I also don’t think your dd’s life sounds particularly nice. Yes, she may have nice things. But by the sound of it, she’s got an emotionally unavailable mum, who flips easily and a severely disabled sibling, who she will undoubtedly see as the favourite child as due to their needs, they get all the energy focused on them.
Having nice stuff is very different from having a nice life. And it sounds as if your dd is permanently walking on egg shells, not knowing when a bomb is going to go off. Ie you. A prepubescent child will try to contain the bomb. Not so a hormonal teen and in this case, it is totally normal that she explodes, creating the bomb. I did it as a teen myself and was punished for it all the time when actually most of the anger was my mother’s stuff. And I get that’s really easily done as I’ve very occasionally fallen into the trap myself of being punitive against my teen dd because of my stuff. And then I’ve had to apologise for messing up. Because when I’ve calmed down, I can see it’s me, not her.
My advice is to talk to your dd. Lean into what you want instead of pushing her away. Tell her you messed up and she then overreacted and you're not going to punish her for swearing at you. However, you want to find a better way of going about all this stuff because you’re both getting really angry and it’s not good for your relationship. And you love her. And want things to be better. And you ask her to work with you on that. Then reassure her you’ll get the bracelet by x deadline, eg Christmas latest even if you have to pay full price.
If otoh, you punish, all you’ll end up doing is creating a terrible dynamic between you and your dd. And you haven’t even entered the trickiest teenage stage, because at 13, she’s only just starting to be at an age, where she really needs you. And girls especially push away from their mums. It’s a natural and normal process and she will probably get meaner before she gets better and you don’t want to be ruining the relationship in the process.
Your dd will soon be spreading her wings and she will need you to be there for her if she’s had too much to drink, taken drugs, if she’s in a very sticky situation with a boy, abusive relationship, if she’s pregnant, miscarrying, been raped and so forth. And if sounds as if you and your dh haven’t yet worked out her to enforce good boundaries to keep your kids safe. Try the book ‘how to talk to teens so teens will listen and listen so teens will talk’. I haven’t read it but the younger kids stuff was great and it’s been recommended on here as a good guide.
I know some people will say what I’m suggesting is so permissive, their parents wouldn’t have put up with that, their parenting didn’t do them any harm etc. The difference being that if you have a good connection with your parents, they can get away with messing up more. And people parented differently in the past to now. And you have already said you and your dd do not have a good connection at the moment.

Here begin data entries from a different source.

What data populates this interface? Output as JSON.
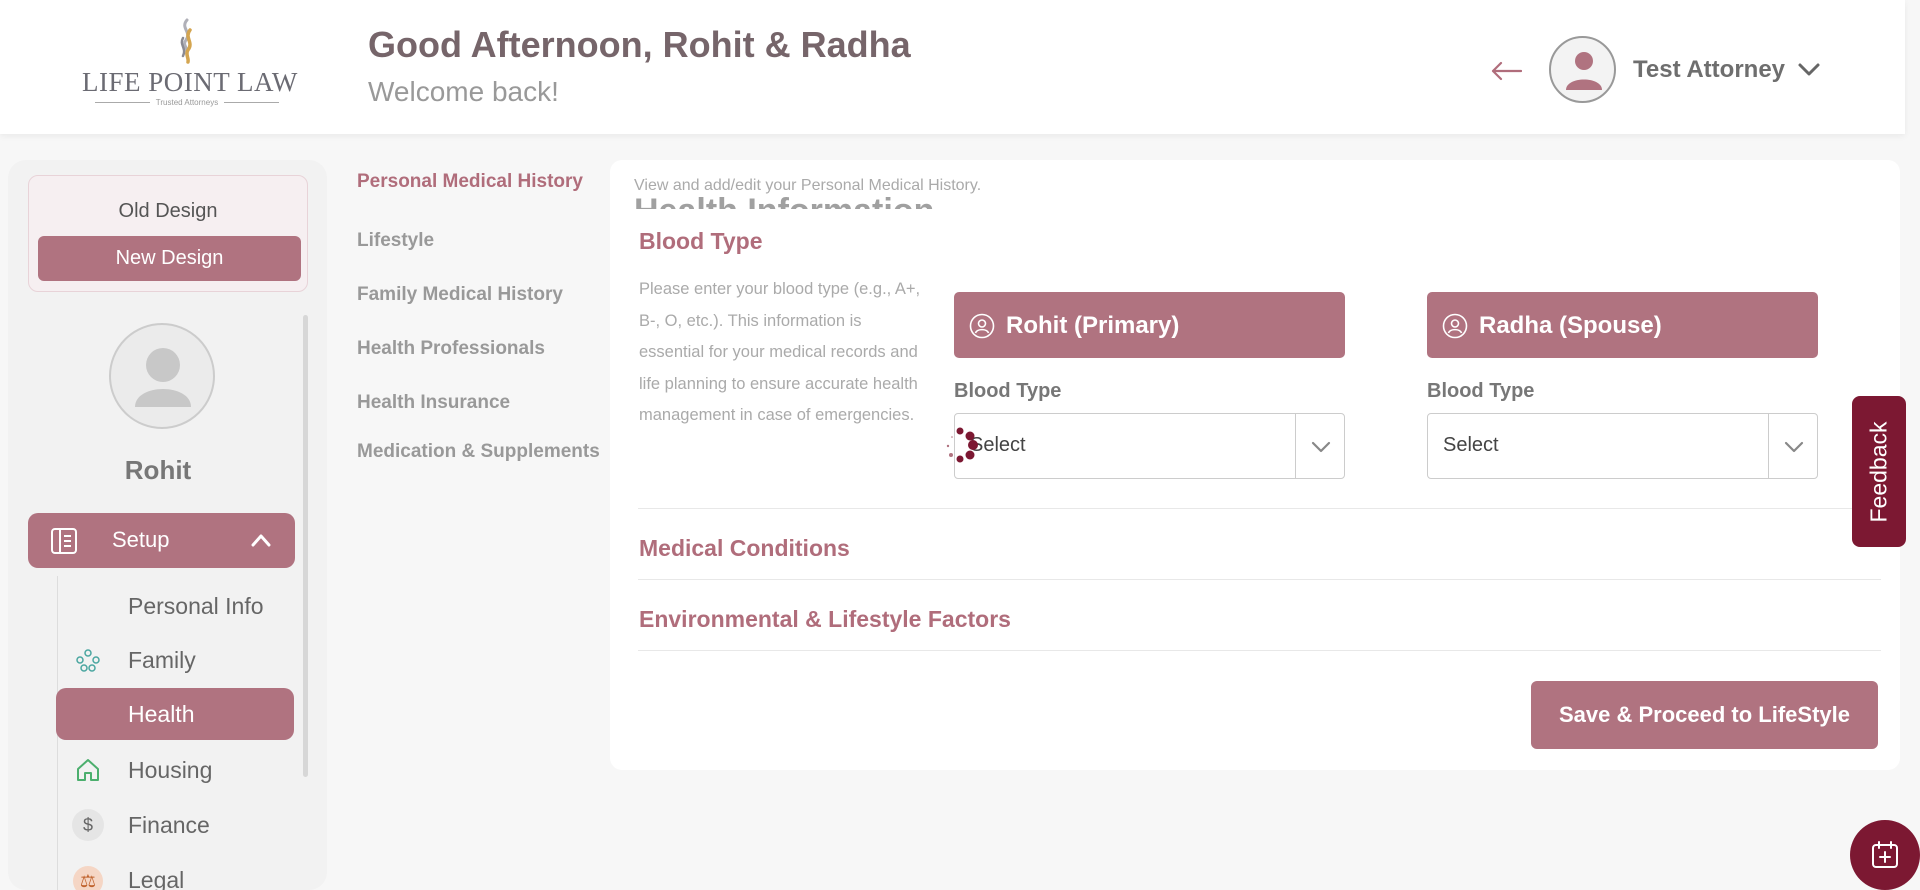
{
  "header": {
    "logo": {
      "name": "LIFE POINT LAW",
      "tagline": "Trusted Attorneys"
    },
    "greeting": "Good Afternoon, Rohit & Radha",
    "welcome": "Welcome back!",
    "user_name": "Test Attorney",
    "back_icon": "back-arrow-icon"
  },
  "sidebar": {
    "old_design": "Old Design",
    "new_design": "New Design",
    "profile_name": "Rohit",
    "setup_label": "Setup",
    "items": [
      {
        "label": "Personal Info",
        "icon": "none"
      },
      {
        "label": "Family",
        "icon": "family-icon"
      },
      {
        "label": "Health",
        "icon": "heart-icon",
        "active": true
      },
      {
        "label": "Housing",
        "icon": "home-icon"
      },
      {
        "label": "Finance",
        "icon": "dollar-icon"
      },
      {
        "label": "Legal",
        "icon": "legal-icon"
      }
    ]
  },
  "subtabs": [
    {
      "label": "Personal Medical History",
      "active": true
    },
    {
      "label": "Lifestyle"
    },
    {
      "label": "Family Medical History"
    },
    {
      "label": "Health Professionals"
    },
    {
      "label": "Health Insurance"
    },
    {
      "label": "Medication & Supplements"
    }
  ],
  "main": {
    "ghost_title": "Health Information",
    "ghost_subtitle": "View and add/edit your Personal Medical History.",
    "blood_type_section": {
      "title": "Blood Type",
      "description": "Please enter your blood type (e.g., A+, B-, O, etc.). This information is essential for your medical records and life planning to ensure accurate health management in case of emergencies.",
      "persons": [
        {
          "header": "Rohit (Primary)",
          "field_label": "Blood Type",
          "value": "Select"
        },
        {
          "header": "Radha (Spouse)",
          "field_label": "Blood Type",
          "value": "Select"
        }
      ]
    },
    "medical_conditions": "Medical Conditions",
    "environmental": "Environmental & Lifestyle Factors",
    "save_button": "Save & Proceed to LifeStyle"
  },
  "feedback": "Feedback",
  "colors": {
    "accent": "#b07380",
    "accent_text": "#b06d7b",
    "dark_maroon": "#7c1832"
  }
}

So I am not suggesting permissive parenting. I’m suggesting firm boundaries and parenting with love. Quite simply, the world has changed. Our kids now expect us to be emotionally intelligent and parent them in an emotionally intelligent way. This is such new territory for most of us because most of our parents won’t have come across emotional intelligence cso we are playing catch up, having to go out and learn it all.
And to your dh: please, never, never punish with food. That’s incredibly dangerous and can lead to life long food issues, even eating disorders and you really don’t want your dd to suffer any of this. Eating disorders are horrendous.